Mary Ellen Mark was one of the world’s most admired photographers, always bringing a compassionate eye to her heavy work. The great art critic Robert Hughes described Mark’s work as among the most “delicately shaded studies of vulnerability every set on film.” Her photos invite viewers to see people without judgment, and encourage the pursuit of finding beauty in those whom we might overlook or from whom we might look away.

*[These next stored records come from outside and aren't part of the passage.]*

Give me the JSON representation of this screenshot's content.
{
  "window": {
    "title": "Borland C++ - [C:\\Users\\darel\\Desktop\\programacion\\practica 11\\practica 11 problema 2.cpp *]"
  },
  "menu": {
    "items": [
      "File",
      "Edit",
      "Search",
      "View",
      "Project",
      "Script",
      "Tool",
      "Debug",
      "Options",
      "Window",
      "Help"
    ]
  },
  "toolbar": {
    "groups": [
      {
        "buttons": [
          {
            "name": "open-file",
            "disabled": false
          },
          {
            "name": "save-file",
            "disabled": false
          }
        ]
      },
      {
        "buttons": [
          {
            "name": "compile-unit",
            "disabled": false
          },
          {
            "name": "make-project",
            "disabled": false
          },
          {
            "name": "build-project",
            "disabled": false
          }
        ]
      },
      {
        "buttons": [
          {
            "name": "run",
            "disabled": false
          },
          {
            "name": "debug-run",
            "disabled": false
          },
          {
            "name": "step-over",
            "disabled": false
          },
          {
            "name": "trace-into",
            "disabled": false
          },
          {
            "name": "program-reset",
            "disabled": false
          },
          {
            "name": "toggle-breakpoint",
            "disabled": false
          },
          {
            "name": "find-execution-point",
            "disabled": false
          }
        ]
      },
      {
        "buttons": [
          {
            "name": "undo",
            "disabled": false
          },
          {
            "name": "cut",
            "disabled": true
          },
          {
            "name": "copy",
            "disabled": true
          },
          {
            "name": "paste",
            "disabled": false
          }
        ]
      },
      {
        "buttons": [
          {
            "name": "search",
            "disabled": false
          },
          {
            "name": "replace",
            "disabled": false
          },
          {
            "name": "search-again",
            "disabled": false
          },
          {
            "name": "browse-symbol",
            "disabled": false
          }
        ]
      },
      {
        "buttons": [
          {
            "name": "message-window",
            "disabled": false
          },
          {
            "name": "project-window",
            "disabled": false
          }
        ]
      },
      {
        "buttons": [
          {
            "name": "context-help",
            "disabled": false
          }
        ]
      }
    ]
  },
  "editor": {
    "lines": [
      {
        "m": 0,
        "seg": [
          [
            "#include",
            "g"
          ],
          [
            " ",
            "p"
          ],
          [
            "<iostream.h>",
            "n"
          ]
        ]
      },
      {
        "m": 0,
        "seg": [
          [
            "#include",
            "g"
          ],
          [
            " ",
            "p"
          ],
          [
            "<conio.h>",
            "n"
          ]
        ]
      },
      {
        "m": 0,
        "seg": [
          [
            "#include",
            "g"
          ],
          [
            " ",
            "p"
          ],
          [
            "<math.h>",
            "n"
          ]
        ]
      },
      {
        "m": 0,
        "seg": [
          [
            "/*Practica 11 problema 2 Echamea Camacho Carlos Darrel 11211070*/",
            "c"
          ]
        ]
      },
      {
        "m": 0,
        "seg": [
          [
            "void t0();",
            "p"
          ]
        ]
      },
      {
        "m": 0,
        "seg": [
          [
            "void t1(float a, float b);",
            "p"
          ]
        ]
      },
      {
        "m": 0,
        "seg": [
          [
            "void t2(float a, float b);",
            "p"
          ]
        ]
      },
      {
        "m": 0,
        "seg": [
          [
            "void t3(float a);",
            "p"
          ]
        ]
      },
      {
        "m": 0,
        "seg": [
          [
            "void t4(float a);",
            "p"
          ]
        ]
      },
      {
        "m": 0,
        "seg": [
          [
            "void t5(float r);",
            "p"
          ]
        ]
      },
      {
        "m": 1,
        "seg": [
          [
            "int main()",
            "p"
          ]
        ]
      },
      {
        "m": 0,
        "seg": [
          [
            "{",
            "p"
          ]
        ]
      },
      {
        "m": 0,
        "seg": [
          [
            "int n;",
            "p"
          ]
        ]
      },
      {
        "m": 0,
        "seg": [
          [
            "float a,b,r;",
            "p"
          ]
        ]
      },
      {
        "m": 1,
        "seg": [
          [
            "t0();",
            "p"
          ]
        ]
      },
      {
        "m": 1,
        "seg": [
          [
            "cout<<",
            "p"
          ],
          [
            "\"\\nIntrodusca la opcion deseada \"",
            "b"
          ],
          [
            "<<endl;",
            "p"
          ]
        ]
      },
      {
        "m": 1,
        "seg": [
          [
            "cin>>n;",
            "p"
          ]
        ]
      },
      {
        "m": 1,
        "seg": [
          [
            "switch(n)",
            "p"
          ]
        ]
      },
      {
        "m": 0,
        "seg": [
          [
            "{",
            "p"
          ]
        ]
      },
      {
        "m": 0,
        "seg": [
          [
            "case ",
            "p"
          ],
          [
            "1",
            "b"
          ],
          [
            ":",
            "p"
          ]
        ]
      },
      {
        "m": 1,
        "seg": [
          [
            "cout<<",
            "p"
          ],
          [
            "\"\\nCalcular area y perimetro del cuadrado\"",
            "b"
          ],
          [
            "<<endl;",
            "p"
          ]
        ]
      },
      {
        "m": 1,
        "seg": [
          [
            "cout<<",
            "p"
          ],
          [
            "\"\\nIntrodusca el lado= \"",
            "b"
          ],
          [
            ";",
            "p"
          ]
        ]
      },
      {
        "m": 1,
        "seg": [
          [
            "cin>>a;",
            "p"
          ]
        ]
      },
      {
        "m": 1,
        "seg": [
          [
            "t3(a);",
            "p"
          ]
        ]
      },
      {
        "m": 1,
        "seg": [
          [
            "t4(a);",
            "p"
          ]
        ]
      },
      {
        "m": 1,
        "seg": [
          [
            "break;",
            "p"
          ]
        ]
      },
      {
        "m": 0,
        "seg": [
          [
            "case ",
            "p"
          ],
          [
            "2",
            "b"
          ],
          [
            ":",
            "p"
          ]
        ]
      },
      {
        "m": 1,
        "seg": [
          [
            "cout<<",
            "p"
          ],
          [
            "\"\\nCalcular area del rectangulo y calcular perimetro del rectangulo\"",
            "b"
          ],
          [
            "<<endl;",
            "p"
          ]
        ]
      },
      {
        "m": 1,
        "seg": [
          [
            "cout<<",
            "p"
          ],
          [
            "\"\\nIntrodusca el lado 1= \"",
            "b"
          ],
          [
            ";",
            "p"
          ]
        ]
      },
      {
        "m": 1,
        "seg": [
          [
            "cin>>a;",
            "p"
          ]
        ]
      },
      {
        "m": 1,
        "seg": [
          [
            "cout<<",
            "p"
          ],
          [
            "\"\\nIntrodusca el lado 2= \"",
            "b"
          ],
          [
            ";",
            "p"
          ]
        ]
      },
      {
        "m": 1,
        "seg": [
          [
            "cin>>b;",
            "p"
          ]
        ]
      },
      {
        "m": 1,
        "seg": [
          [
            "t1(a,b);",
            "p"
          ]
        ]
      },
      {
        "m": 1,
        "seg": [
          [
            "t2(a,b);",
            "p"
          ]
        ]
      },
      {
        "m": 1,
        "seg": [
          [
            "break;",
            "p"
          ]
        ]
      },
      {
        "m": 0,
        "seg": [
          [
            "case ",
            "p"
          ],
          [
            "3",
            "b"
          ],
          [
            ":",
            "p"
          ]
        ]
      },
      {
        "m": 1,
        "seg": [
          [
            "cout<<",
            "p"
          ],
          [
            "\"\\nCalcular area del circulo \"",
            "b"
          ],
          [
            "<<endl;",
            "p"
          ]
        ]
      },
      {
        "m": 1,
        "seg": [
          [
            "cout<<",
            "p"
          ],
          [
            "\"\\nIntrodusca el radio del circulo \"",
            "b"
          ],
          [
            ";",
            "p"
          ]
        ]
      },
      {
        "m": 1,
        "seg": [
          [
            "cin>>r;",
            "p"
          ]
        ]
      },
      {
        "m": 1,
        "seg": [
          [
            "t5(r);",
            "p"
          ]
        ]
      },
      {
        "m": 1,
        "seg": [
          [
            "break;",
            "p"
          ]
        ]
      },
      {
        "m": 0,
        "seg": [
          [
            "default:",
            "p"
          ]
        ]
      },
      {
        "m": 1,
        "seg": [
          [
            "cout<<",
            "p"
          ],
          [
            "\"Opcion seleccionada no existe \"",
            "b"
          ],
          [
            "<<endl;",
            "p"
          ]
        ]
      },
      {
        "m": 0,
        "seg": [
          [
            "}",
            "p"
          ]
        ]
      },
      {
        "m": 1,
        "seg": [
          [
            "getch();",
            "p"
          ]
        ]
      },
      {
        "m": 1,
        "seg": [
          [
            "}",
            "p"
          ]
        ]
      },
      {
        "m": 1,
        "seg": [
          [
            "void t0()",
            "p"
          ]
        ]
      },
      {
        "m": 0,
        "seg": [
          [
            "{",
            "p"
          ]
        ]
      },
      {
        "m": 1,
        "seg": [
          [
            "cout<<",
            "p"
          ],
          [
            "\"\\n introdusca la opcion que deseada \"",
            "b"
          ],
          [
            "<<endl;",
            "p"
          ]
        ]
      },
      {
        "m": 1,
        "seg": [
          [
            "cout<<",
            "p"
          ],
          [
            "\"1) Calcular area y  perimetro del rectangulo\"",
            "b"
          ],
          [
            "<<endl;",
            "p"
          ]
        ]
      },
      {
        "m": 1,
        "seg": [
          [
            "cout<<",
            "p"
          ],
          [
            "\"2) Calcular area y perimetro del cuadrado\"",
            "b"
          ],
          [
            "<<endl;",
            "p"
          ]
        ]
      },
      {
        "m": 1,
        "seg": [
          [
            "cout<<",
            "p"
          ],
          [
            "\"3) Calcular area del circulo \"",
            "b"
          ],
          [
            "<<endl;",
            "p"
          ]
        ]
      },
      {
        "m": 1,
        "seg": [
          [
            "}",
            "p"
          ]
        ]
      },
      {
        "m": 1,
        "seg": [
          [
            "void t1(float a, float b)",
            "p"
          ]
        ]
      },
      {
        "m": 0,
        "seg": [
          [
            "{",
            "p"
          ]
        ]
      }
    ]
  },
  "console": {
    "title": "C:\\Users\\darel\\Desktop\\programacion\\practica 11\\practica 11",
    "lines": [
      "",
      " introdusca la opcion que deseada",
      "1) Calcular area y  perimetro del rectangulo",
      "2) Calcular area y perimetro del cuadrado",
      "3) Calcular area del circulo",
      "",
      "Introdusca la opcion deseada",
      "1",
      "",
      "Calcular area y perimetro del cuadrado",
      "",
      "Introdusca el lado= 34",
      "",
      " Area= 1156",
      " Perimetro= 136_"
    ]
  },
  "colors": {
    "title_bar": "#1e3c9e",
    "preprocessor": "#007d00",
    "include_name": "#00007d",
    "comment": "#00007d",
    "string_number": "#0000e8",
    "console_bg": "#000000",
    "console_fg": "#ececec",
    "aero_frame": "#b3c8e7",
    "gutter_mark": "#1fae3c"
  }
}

Mary Ellen Mark began her career with magazines like Life, taking a storytelling, photo journalism approach to difficult material. She has since published eighteen books including Passport (Lustrum Press, 1974), Ward 81 (Simon & Schuster, 1979), Falkland Road (Knopf, 1981), Mother Teresa’s Mission of Charity in Calcutta (Friends of Photography, 1985), The Photo Essay: Photographers at work (A Smithsonian series), Streetwise (second printing, Aperture, 1992), Mary Ellen Mark: 25 Years (Bulfinch, 1991), Indian Circus,(Chronicle, 1993 and Takarajimasha Inc., 1993), Portraits (Motta Fotografica, 1995 and Smithsonian, 1997), A Cry for Help (Simon & Schuster, 1996), Mary Ellen Mark: American Odyssey (Aperture, 1999), Mary Ellen Mark 55 (Phaidon, 2001), Photo Poche: Mary Ellen Mark (Nathan, 2002), Twins (Aperture, 2003), Exposure (Phaidon, 2005), Extraordinary Child (The National Museum of Iceland, 2007), Seen Behind the Scene (Phaidon, 2009), Prom (Getty, 2012) and Man and Beast (University of Texas Press, 2014). Mark’s photographs have been exhibited worldwide.
Her latest book, “Tiny: Streetwise Revisited,” returns to the main character in the book “Streetwise,” one of several homeless Seattle youths she photographed in the early 1980s. This is her final published work, as she passed away on May 25, 2015.